WHEN THE GOOD FOLKS at DemandTec asked me to commence writing a series of short commentary pieces on this blog, I accepted the assignment in large measure because the company’s story is a reflection of the story of merchandising analytics in all its facets.
Like DemandTec, an IBM Company, my history as an analyst in what used to be called the “price optimization” sector dates back more than a decade. In 2002 I was asked to try to make this very powerful new retail science more accessible by explaining its benefits and justification in terms other than technical. Price optimization was a new idea, and its target purchasers were wary of its mysterious mechanisms.

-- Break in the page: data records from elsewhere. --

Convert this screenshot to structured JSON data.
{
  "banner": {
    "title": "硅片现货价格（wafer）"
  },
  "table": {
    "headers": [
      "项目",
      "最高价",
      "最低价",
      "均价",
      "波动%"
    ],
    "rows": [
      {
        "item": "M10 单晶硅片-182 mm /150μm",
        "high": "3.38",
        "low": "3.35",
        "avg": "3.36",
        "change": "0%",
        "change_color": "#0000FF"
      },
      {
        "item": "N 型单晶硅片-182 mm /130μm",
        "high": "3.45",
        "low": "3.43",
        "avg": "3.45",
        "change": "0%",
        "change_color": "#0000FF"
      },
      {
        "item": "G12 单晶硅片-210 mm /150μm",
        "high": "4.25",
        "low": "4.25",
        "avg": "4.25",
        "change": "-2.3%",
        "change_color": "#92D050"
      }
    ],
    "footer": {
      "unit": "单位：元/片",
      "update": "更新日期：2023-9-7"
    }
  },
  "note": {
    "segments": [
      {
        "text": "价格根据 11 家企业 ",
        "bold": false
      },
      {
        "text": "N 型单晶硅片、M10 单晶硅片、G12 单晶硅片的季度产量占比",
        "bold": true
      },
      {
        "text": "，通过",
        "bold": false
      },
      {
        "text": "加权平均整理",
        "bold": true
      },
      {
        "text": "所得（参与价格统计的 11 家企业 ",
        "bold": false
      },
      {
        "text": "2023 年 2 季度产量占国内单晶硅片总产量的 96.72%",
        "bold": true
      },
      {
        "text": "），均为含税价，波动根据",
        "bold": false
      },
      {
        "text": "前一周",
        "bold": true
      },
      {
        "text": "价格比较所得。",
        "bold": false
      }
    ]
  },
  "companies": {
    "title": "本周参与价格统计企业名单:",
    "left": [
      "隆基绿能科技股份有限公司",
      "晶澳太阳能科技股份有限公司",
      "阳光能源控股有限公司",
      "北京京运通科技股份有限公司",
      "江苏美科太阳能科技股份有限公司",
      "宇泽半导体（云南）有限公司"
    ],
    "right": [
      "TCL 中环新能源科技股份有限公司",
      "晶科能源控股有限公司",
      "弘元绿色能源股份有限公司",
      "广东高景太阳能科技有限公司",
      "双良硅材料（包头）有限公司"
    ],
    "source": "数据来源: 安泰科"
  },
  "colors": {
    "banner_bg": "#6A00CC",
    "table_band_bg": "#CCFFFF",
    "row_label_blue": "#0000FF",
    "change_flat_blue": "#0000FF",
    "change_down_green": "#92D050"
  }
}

Retailers’ objections about the apparent “black box” nature of base price elasticity permeated the sales cycles of industry pioneers, DemandTec’s included. Prospects worried that using computers to model price elasticity and interaction effects to maximize margins was too manipulative. What kind of push-back would they face if shoppers found out?
It took some effort at first, but we correctly reasoned that since optimization is based on measurements of shopper response, it is inherently shopper-centric in nature. Overall, the process tends to deliver more consistent competitive value to shoppers, while retailers maintain sustainable gross margins. These ideas are familiar now, but they were new territory ten years ago.
At about the same time, other pioneers began applying the principles of optimization to other complex merchandising decision processes, notably to the depth and timing of markdowns, and the terms of in-store promotions. Other folks were advancing assortment and space planning tools from the category management side of the house. Pretty soon, it dawned on the smarter people that that the interconnectivity and interaction effects they observed within each of these areas of discipline also exist across these areas of discipline; and not just within the retail organization, but between it and its trading partners.
A simple example might arise when a lower everyday price for a popular item revs up its turnover rate. The existing number of facings may become insufficient, creating intermittent out-of-stocks. The lost sales may tend to distort apparent demand and delay re-orders, and the problem perpetuates. Fold in other concurrent events within the category, such as new item cut-ins and shelf capacity constraints and the problem grows very knotty indeed.
When I was first learning about all this, someone I respect explained to me why the mathematical model behind pricing optimization is related to the intricate “fly-by-wire” flight control systems that keep stealth aircraft from dropping out of the sky. Both critical objectives – keeping thousands of interrelated SKUs properly tuned, and keeping multiple interrelated flight surfaces properly tuned – share several traits:
- The model is big
- The model must be dynamic and continuous
- The model must be highly reliable under duress
- The model must be continuously updated at a time cycle that is rapid enough to support critical decision-making
- The model must be appropriately accessible to decision makers
In one respect, those flight control systems may be simpler than retail demand models – there’s only one cockpit in an aircraft. A retail organization, by comparison, may have dozens or hundreds of individual decision makers and planners and trading partners interacting with the merchandising model through various dashboards. Each needs appropriate analytics and decision support according to his or her role.
As DemandTec developed and acquired its portfolio of software offerings over the past ten years, it placed evident emphasis on connecting users with the data and with each other in practical and beneficial ways. It was an early advocate of the software as a service (SaaS) application business model, which placed the heavy application power in outside computer servers, relieving clients from the burden of maintaining these systems in-house.
Lately the tech industry tends to refer to service-based computing as “the cloud.” In fact DemandTec’s current positioning, “The Collaborative Analytics Cloud,” reflects that. The explosive growth of major social networks has reinforced this concept, as have some of the largest IT companies. IBM, which acquired DemandTec last February, uses the tagline, “Smarter Commerce on Cloud” to describe its core strategic approach.
The company’s DemandTec Connect™social layer is a recent development in this regard. The platform leverages social-media-like interaction with embedded analytical applications to help shape collaboration across the merchandising ecosystem. Like any social media network, the platform is cloud-based. Its ability to provide role-appropriate access to a variety of optimization analytics is pure DemandTec.